“Le mouvement social est une chance pour la France et pour la gauche”
Dans la provocation et la geste autoritaire, François Hollande et Manuel Valls n’auront décidément reculé devant rien. Alors que la mobilisation sociale contre la destruction du code du travail aura franchi l’épreuve de la durée, ce 5 juillet, réunissant de nouveau des dizaines de milliers de manifestants… Alors que plus de la moitié des députés socialistes se sera, le même jour, retrouvée, contre l’avis du Premier ministre, sur une proposition d’amendement à la loi El Khomri consistant à refuser qu’un employeur puise déroger à la majoration, à hauteur de 25%, des heures supplémentaires s’il parvient à contraindre ses salariés à renoncer à ce droit au terme de l’un de ces fameux « accords d’entreprise » qui renverserait la hiérarchie des normes jusqu’alors en vigueur dans le droit du travail… Alors qu’il se sera ainsi confirmé que l’exécutif n’était pas simplement minoritaire dans le pays et parmi le peuple de gauche, mais aussi au sein de sa majorité parlementaire… Les deux personnages présidant aux destinées du pays auront choisi le passage en force, grâce à un nouveau recours à l’article 49-3, ce qui aura eu pour principale conséquence de priver la représentation nationale de toute discussion sur un projet contesté de toutes parts. Indice s’il en fût de son incessante dérive libérale, ce gouvernement aura pu déployer sa manœuvre avec la complicité d’une droite ayant très logiquement renoncé à chercher à le censurer, comme elle l’avait fait en première lecture. Cela rend encore plus indispensable le dépôt d’une motion de censure de gauche, afin que les attentes de nos concitoyens ne puissent être bafouées impunément par un pouvoir n’écoutant que les marchés financiers et les oracles de la Commission de Bruxelles.

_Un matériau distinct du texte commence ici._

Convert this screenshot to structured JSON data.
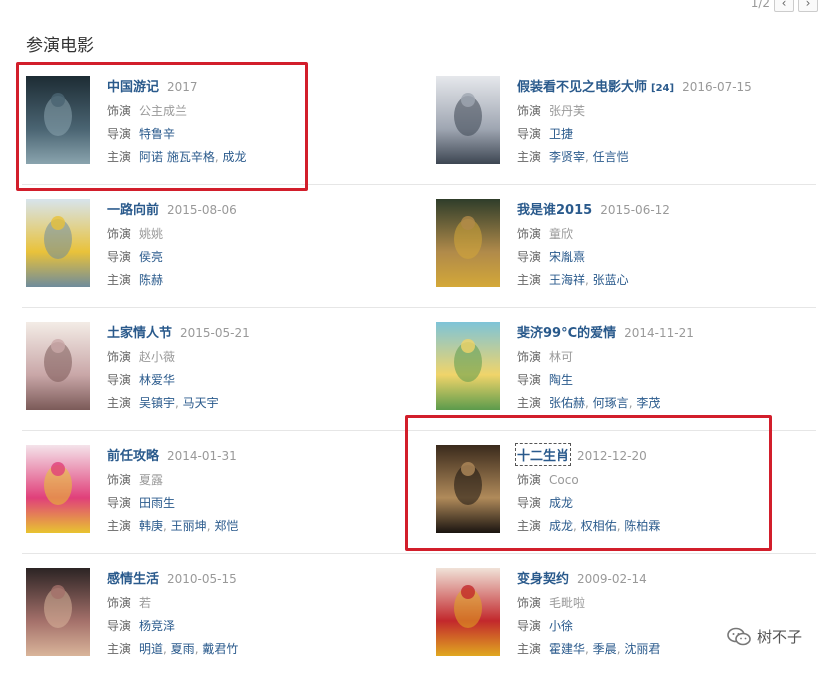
{
  "pager": {
    "page": "1/2",
    "prev_icon": "‹",
    "next_icon": "›"
  },
  "section_title": "参演电影",
  "labels": {
    "role": "饰演",
    "director": "导演",
    "cast": "主演"
  },
  "watermark": "树不子",
  "movies": [
    {
      "title": "中国游记",
      "sup": "",
      "date": "2017",
      "role": "公主成兰",
      "director": [
        "特鲁辛"
      ],
      "cast": [
        "阿诺 施瓦辛格",
        "成龙"
      ],
      "poster": [
        "#1d2c34",
        "#4a6472",
        "#8aa4ae"
      ]
    },
    {
      "title": "假装看不见之电影大师",
      "sup": "[24]",
      "date": "2016-07-15",
      "role": "张丹芙",
      "director": [
        "卫捷"
      ],
      "cast": [
        "李贤宰",
        "任言恺"
      ],
      "poster": [
        "#e6e8ec",
        "#9fa6b2",
        "#3d4652"
      ]
    },
    {
      "title": "一路向前",
      "sup": "",
      "date": "2015-08-06",
      "role": "姚姚",
      "director": [
        "侯亮"
      ],
      "cast": [
        "陈赫"
      ],
      "poster": [
        "#d7e4ec",
        "#e9c23a",
        "#6f8c9c"
      ]
    },
    {
      "title": "我是谁2015",
      "sup": "",
      "date": "2015-06-12",
      "role": "童欣",
      "director": [
        "宋胤熹"
      ],
      "cast": [
        "王海祥",
        "张蓝心"
      ],
      "poster": [
        "#2f3d2a",
        "#b08a4a",
        "#d4a838"
      ]
    },
    {
      "title": "土家情人节",
      "sup": "",
      "date": "2015-05-21",
      "role": "赵小薇",
      "director": [
        "林爱华"
      ],
      "cast": [
        "吴镇宇",
        "马天宇"
      ],
      "poster": [
        "#f3ece6",
        "#c9a7a8",
        "#7b5a58"
      ]
    },
    {
      "title": "斐济99°C的爱情",
      "sup": "",
      "date": "2014-11-21",
      "role": "林可",
      "director": [
        "陶生"
      ],
      "cast": [
        "张佑赫",
        "何琢言",
        "李茂"
      ],
      "poster": [
        "#7ec4d8",
        "#f0d46a",
        "#5c9b4c"
      ]
    },
    {
      "title": "前任攻略",
      "sup": "",
      "date": "2014-01-31",
      "role": "夏露",
      "director": [
        "田雨生"
      ],
      "cast": [
        "韩庚",
        "王丽坤",
        "郑恺"
      ],
      "poster": [
        "#f4e3ea",
        "#e0407a",
        "#e8c430"
      ]
    },
    {
      "title": "十二生肖",
      "sup": "",
      "date": "2012-12-20",
      "role": "Coco",
      "director": [
        "成龙"
      ],
      "cast": [
        "成龙",
        "权相佑",
        "陈柏霖"
      ],
      "poster": [
        "#3a2a1c",
        "#b08a5a",
        "#1a1410"
      ]
    },
    {
      "title": "感情生活",
      "sup": "",
      "date": "2010-05-15",
      "role": "若",
      "director": [
        "杨竞泽"
      ],
      "cast": [
        "明道",
        "夏雨",
        "戴君竹"
      ],
      "poster": [
        "#2c2424",
        "#a4706a",
        "#d9b59a"
      ]
    },
    {
      "title": "变身契约",
      "sup": "",
      "date": "2009-02-14",
      "role": "毛毗啦",
      "director": [
        "小徐"
      ],
      "cast": [
        "霍建华",
        "季晨",
        "沈丽君"
      ],
      "poster": [
        "#f0e2d8",
        "#c2282c",
        "#e0a820"
      ]
    }
  ]
}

J’y reviendrai très prochainement.
En attendant, je vous livre ici l’entretien que j’ai accordé aux ”Nouvelles 31”, l’organe de la fédération de Haute-Garonne du Parti communiste français. J’y reprends en effet une série de questions sur le moment politique présent, telles que je les aurai vues aborder lors d’initiatives auxquelles il m’aura été donné de participer ces derniers jours : à la Fête des Coteaux, dans le Calvados, le 26 juin ; lors d’un débat co-organisé à Reims, le 28 juin, entre la fédération communiste de la Marne et le courant socialiste « À gauche pour gagner », débat à l’occasion duquel j’aurai pu longuement échanger avec Marie-Noëlle Lienemann ; à Toulouse, le lendemain, lors d’une rencontre militante organnisée autour de la grande consultation citoyenne, organisée par le PCF, autour du questionnaire « Que demande le peuple ? »
”Tu viens d’être élu au conseil national puis à l’exécutif du PCF. Comment l’as-tu vécu ?”
Je remercie les camarades de la fédération d’avoir proposé ma candidature à ces responsabilités, et j’en mesure l’importance. Surtout en un moment où, comme le dit mon ami Pierre Laurent, ”« c’est le PCF qui tient la gauche debout »”. Et où il lui revient, conformément à son histoire, de prendre les initiatives à même de nous éviter la débâcle, à la fin d’un quinquennat nauséeux.
”Nous venons d’assister au vote du « Brexit » en Angleterre. N’est-ce pas la face cachée de l’iceberg ?”
Les politiques néolibérales et libre-échangistes conduisent l’idée européenne à sa perte. Les peuples se sentent méprisés, attaqués sur leurs conquêtes. Dans le rapport actuel des forces, leur colère nourrit souvent la montée de droites extrêmisées et de formations xénophobes. Comme pour le « Brexit »…
De nouveaux fondements s’imposent pour la construction européenne, ceux d’une union de nations souveraines et de peuples associés, déterminant démocratiquement leur destin commun. À cette fin, il faut en finir avec l’austérité, renégocier les traités, tourner les politiques européennes vers l’emploi, les services publics ou la conversion écologique de l’économie. Remettre à plat l’architecture institutionnelle de l’espace communautaire, changer les orientations comme le statut de la Banque centrale, rediscuter le rôle de la monnaie unique et la place de la zone euro. La France doit proposer une conférence citoyenne sur tous ces points.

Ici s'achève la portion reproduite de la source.